Die gute Beteiligung war wohl hauptsächlich auf die interessanten Habitate, die optimalen Wetterbedingungen (um 2.00 Uhr nachts betrug die Temperatur noch ca. 20° C) und die für die Besucher interessante Thematik zurückzuführen.

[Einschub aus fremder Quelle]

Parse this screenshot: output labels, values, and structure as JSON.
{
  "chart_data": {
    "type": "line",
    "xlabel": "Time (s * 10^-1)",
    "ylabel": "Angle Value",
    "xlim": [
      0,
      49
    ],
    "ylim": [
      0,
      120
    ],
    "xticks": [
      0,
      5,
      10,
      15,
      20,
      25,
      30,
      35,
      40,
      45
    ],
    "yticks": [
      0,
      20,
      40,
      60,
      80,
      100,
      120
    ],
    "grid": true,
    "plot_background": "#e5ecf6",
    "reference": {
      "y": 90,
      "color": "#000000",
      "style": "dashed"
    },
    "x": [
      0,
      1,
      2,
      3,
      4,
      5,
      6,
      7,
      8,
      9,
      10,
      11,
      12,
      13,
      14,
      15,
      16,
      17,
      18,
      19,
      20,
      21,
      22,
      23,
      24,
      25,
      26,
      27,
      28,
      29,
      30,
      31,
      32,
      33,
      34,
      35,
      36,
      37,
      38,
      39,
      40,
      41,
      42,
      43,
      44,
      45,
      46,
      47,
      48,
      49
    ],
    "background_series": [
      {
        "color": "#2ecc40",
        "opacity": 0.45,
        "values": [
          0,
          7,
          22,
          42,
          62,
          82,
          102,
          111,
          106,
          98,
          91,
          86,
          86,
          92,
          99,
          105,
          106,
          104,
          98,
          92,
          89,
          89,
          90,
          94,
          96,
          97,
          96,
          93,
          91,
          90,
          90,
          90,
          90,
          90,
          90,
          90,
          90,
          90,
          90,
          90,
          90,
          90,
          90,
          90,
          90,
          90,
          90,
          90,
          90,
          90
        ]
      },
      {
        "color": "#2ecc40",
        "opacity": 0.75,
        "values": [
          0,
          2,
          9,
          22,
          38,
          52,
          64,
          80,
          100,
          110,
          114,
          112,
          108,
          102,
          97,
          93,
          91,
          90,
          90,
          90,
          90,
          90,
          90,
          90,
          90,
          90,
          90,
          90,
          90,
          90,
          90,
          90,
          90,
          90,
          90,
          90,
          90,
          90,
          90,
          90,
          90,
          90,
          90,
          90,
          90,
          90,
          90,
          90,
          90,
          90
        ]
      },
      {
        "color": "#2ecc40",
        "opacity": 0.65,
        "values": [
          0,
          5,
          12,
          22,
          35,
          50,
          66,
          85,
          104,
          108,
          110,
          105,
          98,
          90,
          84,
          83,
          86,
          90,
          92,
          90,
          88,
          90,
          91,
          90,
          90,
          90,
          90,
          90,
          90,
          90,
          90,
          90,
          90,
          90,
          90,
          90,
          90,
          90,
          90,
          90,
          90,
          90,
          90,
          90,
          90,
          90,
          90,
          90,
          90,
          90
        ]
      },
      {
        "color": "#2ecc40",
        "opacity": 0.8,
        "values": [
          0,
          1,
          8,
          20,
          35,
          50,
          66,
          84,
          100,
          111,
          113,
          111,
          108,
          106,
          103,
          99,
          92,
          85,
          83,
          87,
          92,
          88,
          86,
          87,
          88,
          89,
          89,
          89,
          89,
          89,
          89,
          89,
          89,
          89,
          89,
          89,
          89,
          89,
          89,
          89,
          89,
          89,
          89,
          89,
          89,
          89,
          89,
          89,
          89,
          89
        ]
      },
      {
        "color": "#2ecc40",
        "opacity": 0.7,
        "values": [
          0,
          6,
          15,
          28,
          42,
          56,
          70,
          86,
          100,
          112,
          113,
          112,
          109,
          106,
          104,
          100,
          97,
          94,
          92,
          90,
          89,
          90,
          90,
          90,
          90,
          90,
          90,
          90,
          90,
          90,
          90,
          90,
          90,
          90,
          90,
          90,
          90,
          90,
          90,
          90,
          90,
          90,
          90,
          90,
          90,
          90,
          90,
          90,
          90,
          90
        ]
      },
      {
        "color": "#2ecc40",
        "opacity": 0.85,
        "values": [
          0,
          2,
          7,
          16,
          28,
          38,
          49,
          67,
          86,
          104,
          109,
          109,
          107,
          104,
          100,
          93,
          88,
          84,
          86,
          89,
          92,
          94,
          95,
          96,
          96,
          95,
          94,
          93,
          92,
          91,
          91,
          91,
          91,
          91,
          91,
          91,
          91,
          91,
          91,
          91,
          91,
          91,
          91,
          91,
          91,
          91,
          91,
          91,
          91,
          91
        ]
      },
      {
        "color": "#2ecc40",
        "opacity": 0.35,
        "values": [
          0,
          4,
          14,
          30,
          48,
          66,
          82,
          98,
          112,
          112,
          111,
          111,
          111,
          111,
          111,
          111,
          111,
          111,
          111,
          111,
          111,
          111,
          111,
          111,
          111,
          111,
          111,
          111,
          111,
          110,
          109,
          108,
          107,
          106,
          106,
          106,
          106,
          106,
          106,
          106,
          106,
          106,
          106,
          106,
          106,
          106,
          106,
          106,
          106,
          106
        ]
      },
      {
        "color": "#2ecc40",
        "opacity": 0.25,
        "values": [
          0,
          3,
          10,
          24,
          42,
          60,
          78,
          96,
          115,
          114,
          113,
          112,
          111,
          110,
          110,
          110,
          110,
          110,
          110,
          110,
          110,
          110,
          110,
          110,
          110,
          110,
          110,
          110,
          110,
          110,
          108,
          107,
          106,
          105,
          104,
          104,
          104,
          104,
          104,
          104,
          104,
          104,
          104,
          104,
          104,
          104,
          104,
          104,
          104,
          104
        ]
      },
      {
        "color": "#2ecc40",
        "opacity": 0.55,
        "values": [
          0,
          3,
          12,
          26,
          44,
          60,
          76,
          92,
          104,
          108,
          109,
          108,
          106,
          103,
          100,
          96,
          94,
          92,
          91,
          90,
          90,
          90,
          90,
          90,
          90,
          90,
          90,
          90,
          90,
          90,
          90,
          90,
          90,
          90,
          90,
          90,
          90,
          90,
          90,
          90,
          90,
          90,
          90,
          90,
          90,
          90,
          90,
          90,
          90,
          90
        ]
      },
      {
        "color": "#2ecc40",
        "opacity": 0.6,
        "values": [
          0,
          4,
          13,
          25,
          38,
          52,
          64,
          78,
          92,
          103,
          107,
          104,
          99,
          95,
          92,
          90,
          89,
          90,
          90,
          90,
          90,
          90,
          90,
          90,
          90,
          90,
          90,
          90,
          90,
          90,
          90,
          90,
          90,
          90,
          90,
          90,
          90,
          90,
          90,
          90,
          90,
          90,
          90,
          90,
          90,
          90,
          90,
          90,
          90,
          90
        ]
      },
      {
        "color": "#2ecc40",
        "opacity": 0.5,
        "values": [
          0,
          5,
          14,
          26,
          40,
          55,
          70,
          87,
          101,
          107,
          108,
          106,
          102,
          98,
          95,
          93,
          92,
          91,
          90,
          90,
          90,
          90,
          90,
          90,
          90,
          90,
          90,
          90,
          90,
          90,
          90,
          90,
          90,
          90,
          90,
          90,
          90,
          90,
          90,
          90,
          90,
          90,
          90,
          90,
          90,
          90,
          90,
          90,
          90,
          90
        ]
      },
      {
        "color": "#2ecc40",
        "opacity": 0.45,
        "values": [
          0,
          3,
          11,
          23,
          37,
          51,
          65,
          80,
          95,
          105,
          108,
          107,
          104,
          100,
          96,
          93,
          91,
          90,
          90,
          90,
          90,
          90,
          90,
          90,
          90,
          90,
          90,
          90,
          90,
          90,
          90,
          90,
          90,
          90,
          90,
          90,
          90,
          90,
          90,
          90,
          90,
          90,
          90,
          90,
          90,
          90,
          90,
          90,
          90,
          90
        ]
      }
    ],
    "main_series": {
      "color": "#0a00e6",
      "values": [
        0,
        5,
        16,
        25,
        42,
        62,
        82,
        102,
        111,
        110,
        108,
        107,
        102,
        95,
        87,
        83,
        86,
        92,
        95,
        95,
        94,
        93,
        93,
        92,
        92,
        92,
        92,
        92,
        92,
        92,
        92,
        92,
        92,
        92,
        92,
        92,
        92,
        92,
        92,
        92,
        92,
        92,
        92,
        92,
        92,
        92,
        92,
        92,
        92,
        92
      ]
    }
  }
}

Die Beteiligten wurden durch Armin Hoch (BR KSH) und Peter Göricke (EVSA) am Verwaltungssitz des BR KSH in Roßla begrüßt und mit dem Ablauf vertraut gemacht (Abb. 1). Dabei wurde den Teilnehmern erläutert, dass Lichtfang und auch diese Veranstaltung ein Bestandteil der seit ca. eineinhalb Jahren laufenden faunistischen Untersuchungen der EVSA für viele Insektengruppen auf dem Gebiet der Karstlandschaft Südharz und einzelner angrenzender Biotope sind. Durch die EVSA und ihre Mitglieder werden noch bis zum Jahr 2020 Freilanduntersuchungen mit der Anwendung einer Vielzahl faunistischer Untersuchungsmethoden bei einzelnen Geländebegehungen und den jährlichen Exkursionstagungen durchgeführt. Diese Methoden werden durch ein Fallenerfassungsprogramm (Bodenfallen, Farbschalen, Flugeklektoren) an insgesamt über 20 speziellen Untersuchungsflächen ergänzt. Die Fallenflächen-Auswahl erfolgt(e) gemeinsam durch die Beteiligten mit dem Landesamt für Umweltschutz Sachsen-Anhalt, die laufenden Fallenleerungen durch Mitarbeiter des BR KSH und die wissenschaftliche Auswertung der Fänge durch Taxa-Spezialisten der EVSA. Die Bedeutung der einzelnen genannten Untersuchungsmethoden und des Lichtfangs zur umfassenden Darstellung eines Gebietes wurden erläutert. Der Lichtfang ist eine effektive Methode zur Erfassung nachtaktiver Insektenordnungen, insbesondere für die Mehrzahl der Schmetterlingsgruppen und u.a. einzelner Familien bei Käfern, Zweiflüglern, Wanzen, Zikaden sowie Wasserinsekten.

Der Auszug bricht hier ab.